His fourth album, “Love is a Four Letter Word” (2012), charted even higher with the hit single “I Won’t Give Up.”
“Even if it’s not a relationship, you could just be going through a hard period in your life and the song could be sung looking in the mirror,” Mraz said. “That’s kind of how I felt. I’d been going through a breakup that was pretty devastating, as they all are. I not only wanted to not give up on the friendship that we had, but I didn’t want to give up on myself and make myself feel like a loser and diminish my own quality of life. So the song is a little bit about both.”
His fifth album, “Yes!” (2014), delivered the single “Love Someone,” while his sixth album, “Know” (2018), featured songs like “Have it All” and the Meghan Trainor collaboration “More Than Friends.” It also included “Might as Well Dance,” the music video of which featured actual footage from his own 2015 wedding.

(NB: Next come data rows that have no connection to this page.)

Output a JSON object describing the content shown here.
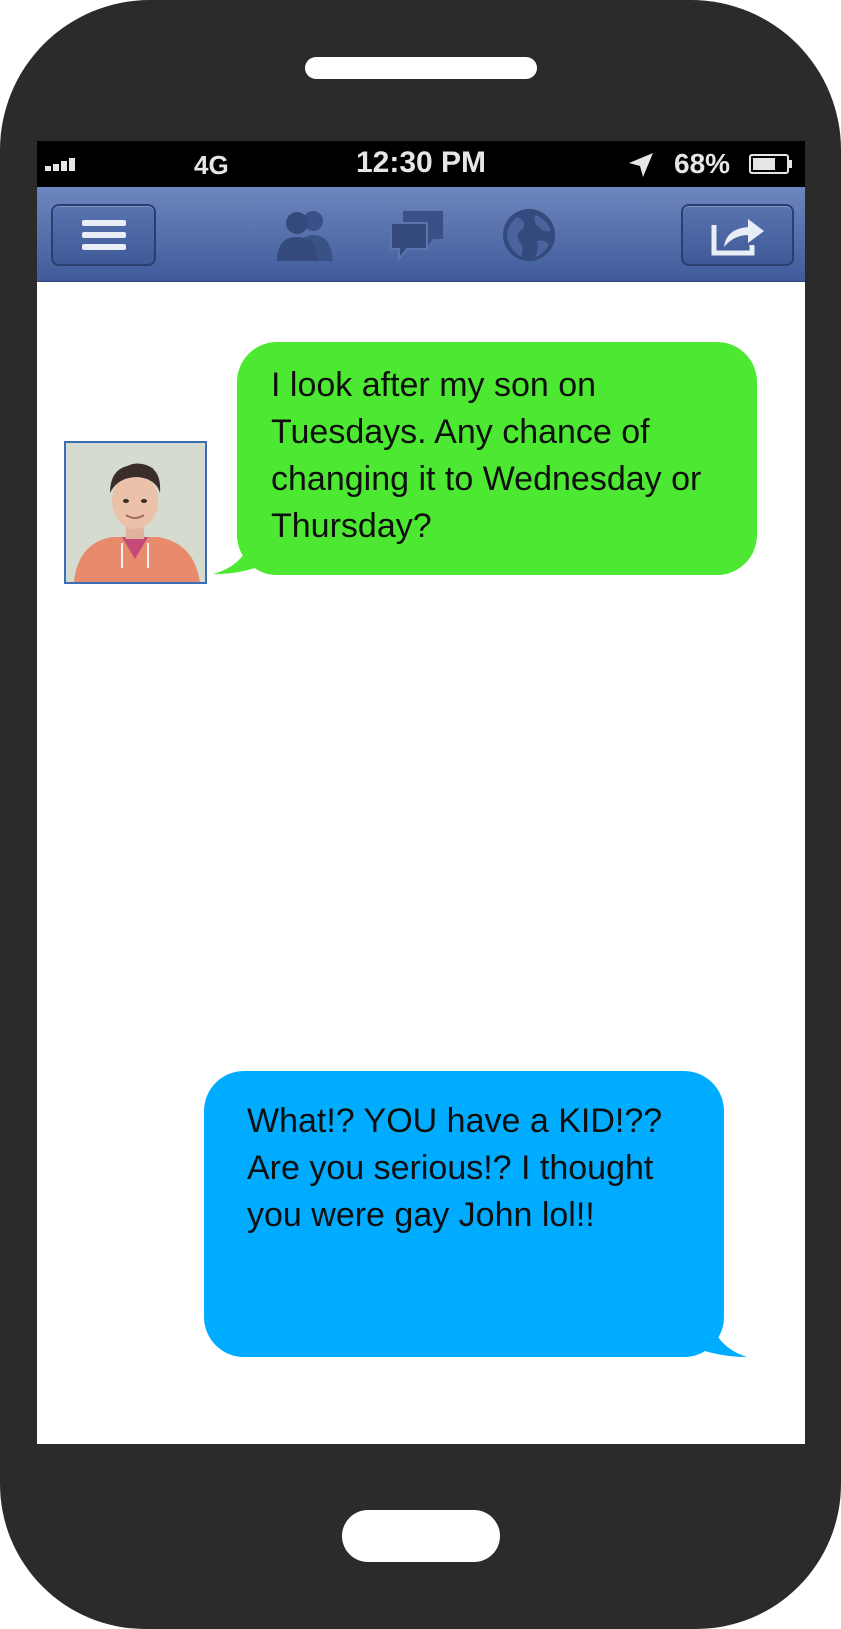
{
  "status_bar": {
    "carrier": "4G",
    "time": "12:30 PM",
    "battery": "68%",
    "signal_bars": 4
  },
  "nav": {
    "icons": [
      "menu-icon",
      "friends-icon",
      "messages-icon",
      "globe-icon",
      "share-icon"
    ]
  },
  "messages": [
    {
      "direction": "incoming",
      "text": "I look after my son on Tuesdays. Any chance of changing it to Wednesday or Thursday?"
    },
    {
      "direction": "outgoing",
      "text": "What!? YOU have a KID!?? Are you serious!? I thought you were gay John lol!!"
    }
  ],
  "colors": {
    "phone_body": "#2b2b2b",
    "nav_bar": "#4d69a8",
    "incoming_bubble": "#4de832",
    "outgoing_bubble": "#00acff"
  }
}
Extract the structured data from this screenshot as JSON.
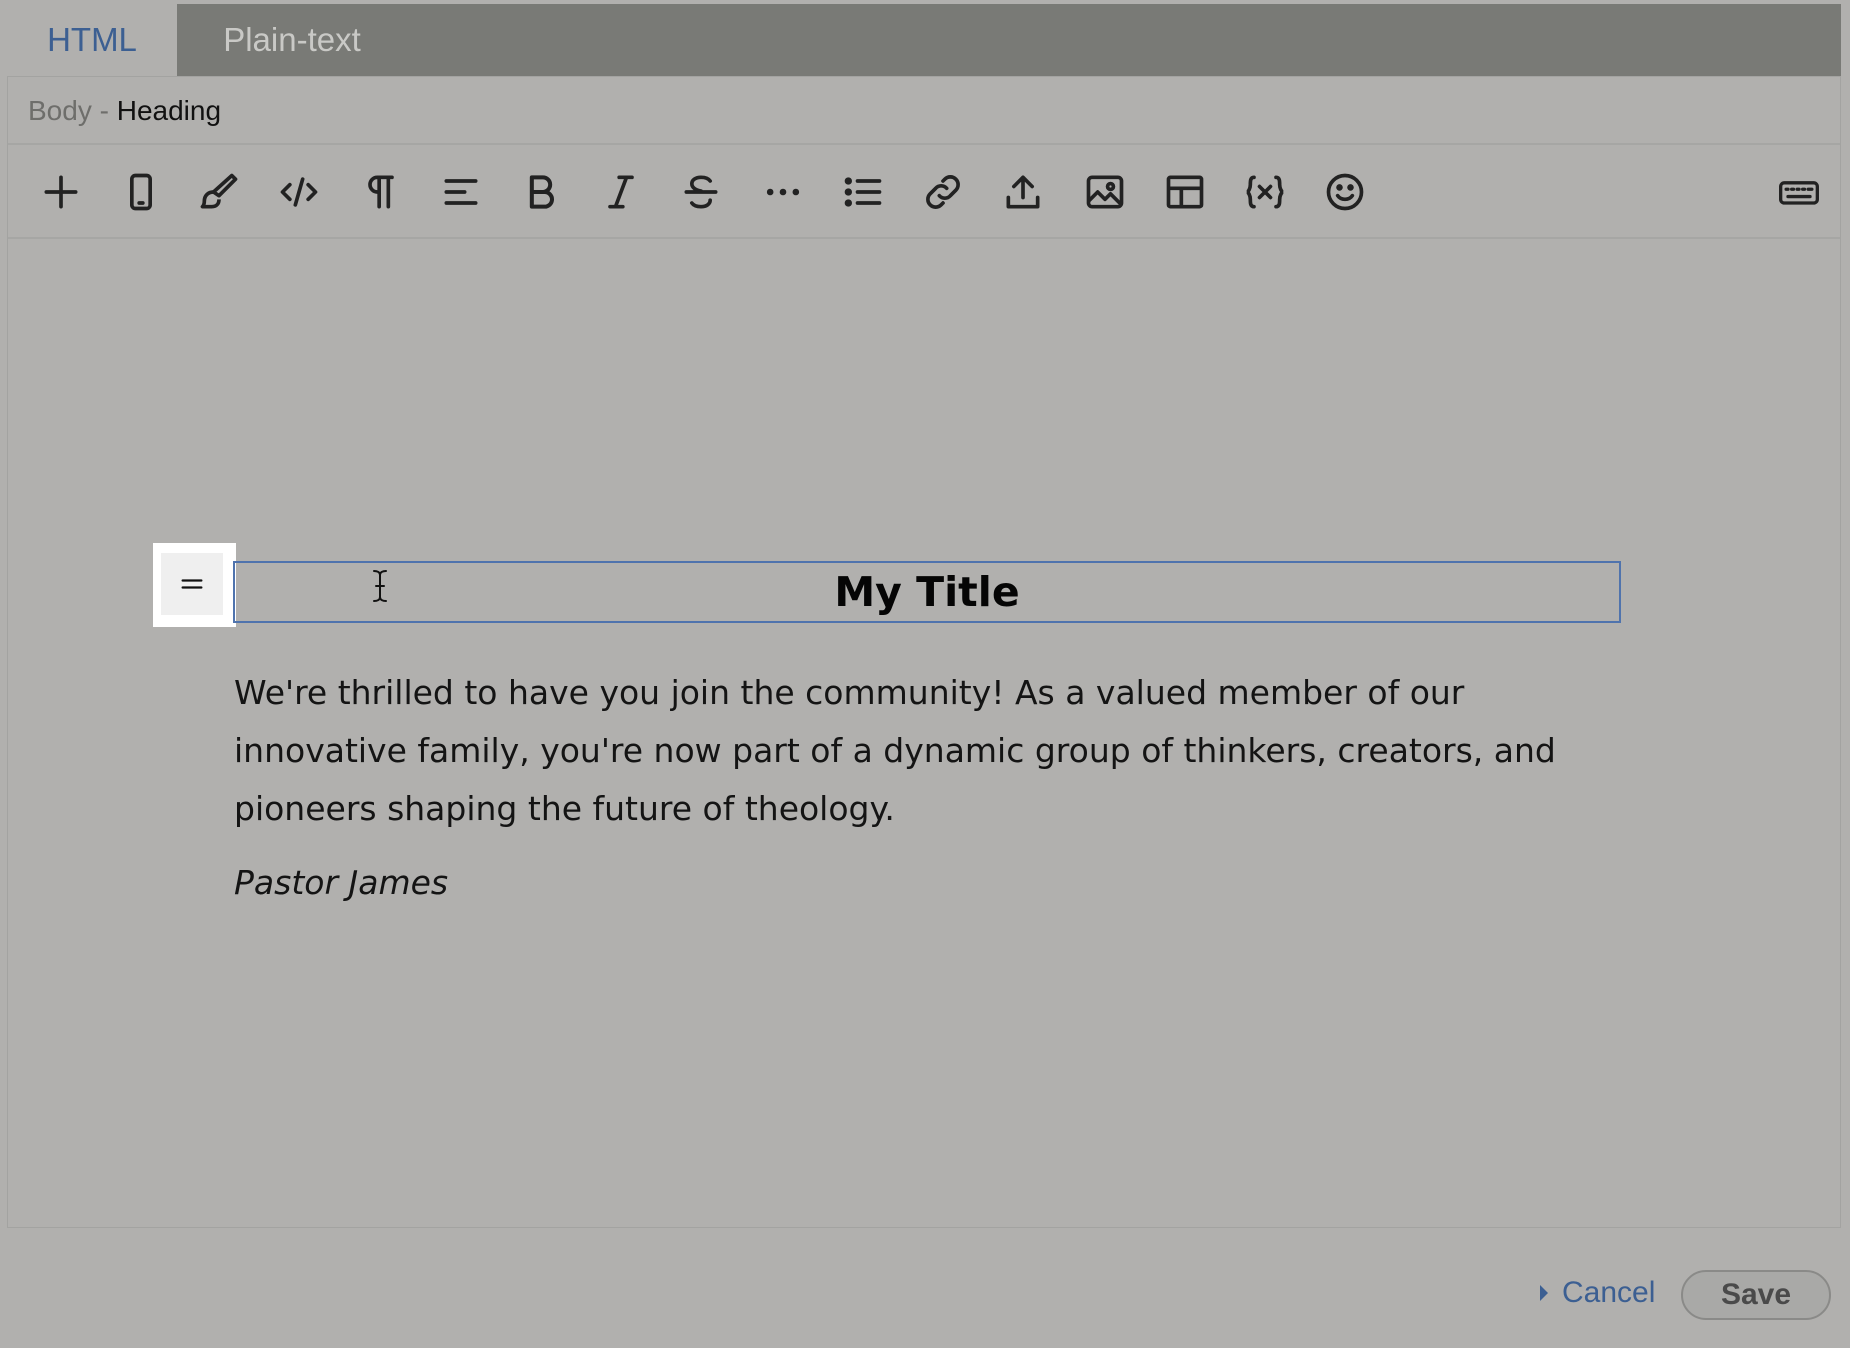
{
  "tabs": [
    {
      "label": "HTML",
      "active": true
    },
    {
      "label": "Plain-text",
      "active": false
    }
  ],
  "breadcrumb": {
    "root": "Body",
    "separator": " - ",
    "current": "Heading"
  },
  "toolbar": {
    "tools": [
      {
        "name": "add",
        "icon": "plus-icon"
      },
      {
        "name": "mobile-preview",
        "icon": "mobile-icon"
      },
      {
        "name": "style",
        "icon": "paintbrush-icon"
      },
      {
        "name": "source-code",
        "icon": "code-icon"
      },
      {
        "name": "paragraph",
        "icon": "pilcrow-icon"
      },
      {
        "name": "align",
        "icon": "align-left-icon"
      },
      {
        "name": "bold",
        "icon": "bold-icon"
      },
      {
        "name": "italic",
        "icon": "italic-icon"
      },
      {
        "name": "strikethrough",
        "icon": "strikethrough-icon"
      },
      {
        "name": "more",
        "icon": "ellipsis-icon"
      },
      {
        "name": "list",
        "icon": "bulleted-list-icon"
      },
      {
        "name": "link",
        "icon": "link-icon"
      },
      {
        "name": "upload",
        "icon": "upload-icon"
      },
      {
        "name": "image",
        "icon": "image-icon"
      },
      {
        "name": "table",
        "icon": "table-icon"
      },
      {
        "name": "variable",
        "icon": "variable-icon"
      },
      {
        "name": "emoji",
        "icon": "emoji-icon"
      }
    ],
    "right_tool": {
      "name": "keyboard-shortcuts",
      "icon": "keyboard-icon"
    }
  },
  "content": {
    "heading": "My Title",
    "paragraph": "We're thrilled to have you join the community! As a valued member of our innovative family, you're now part of a dynamic group of thinkers, creators, and pioneers shaping the future of theology.",
    "signature": "Pastor James"
  },
  "footer": {
    "cancel_label": "Cancel",
    "save_label": "Save"
  },
  "colors": {
    "accent": "#3c5f92",
    "selection_border": "#4f73ad",
    "background": "#b1b0ae",
    "tab_bar": "#797a76"
  }
}
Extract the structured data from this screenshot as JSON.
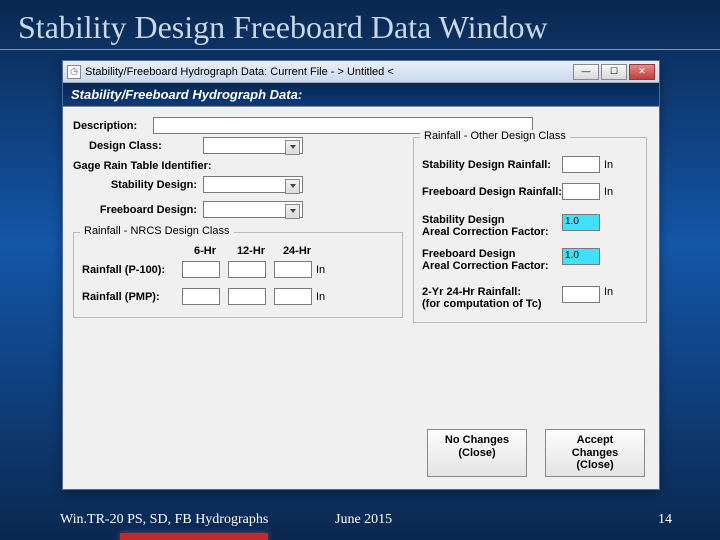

“That originated as a slow song on our answering machine, but I thought that it had such potential that once I turned it into kind of a country-funk number — I’m a big fan of country funk — it just started dancing,” Mraz said.
His most recent album, “Look for the Good” (2020), provided reggae catharsis during the pandemic.
“It was written before the pandemic. I wrote and recorded that in 2019,” Mraz said. “I knew that 2020 was going to be a heated year being an election year. And those years can be very negative for everyone, they just feel very tense. So I wanted to create an album that countered that tension and reminded us to look for the good, to live healthily through a debate season and continue to lift others up. … Ironically, 2020 turned out to be a stranger year than any of us ever imagined.”
Now, he invites folks to pick up his new album as the perfect way to celebrate Pride Month.
“If you’re celebrating pride, celebrate and be yourself,” Mraz said. “If you’re not celebrating pride, let others be themselves. … We all come to this earth miraculously and we all deserve the same rights to experience what it’s like driving these little meat suits around. Everyone is going to look, feel and sound different, depending what side of the planet you’re on. … Let’s honor everyone’s unique experience and let them live the best life they can imagine.”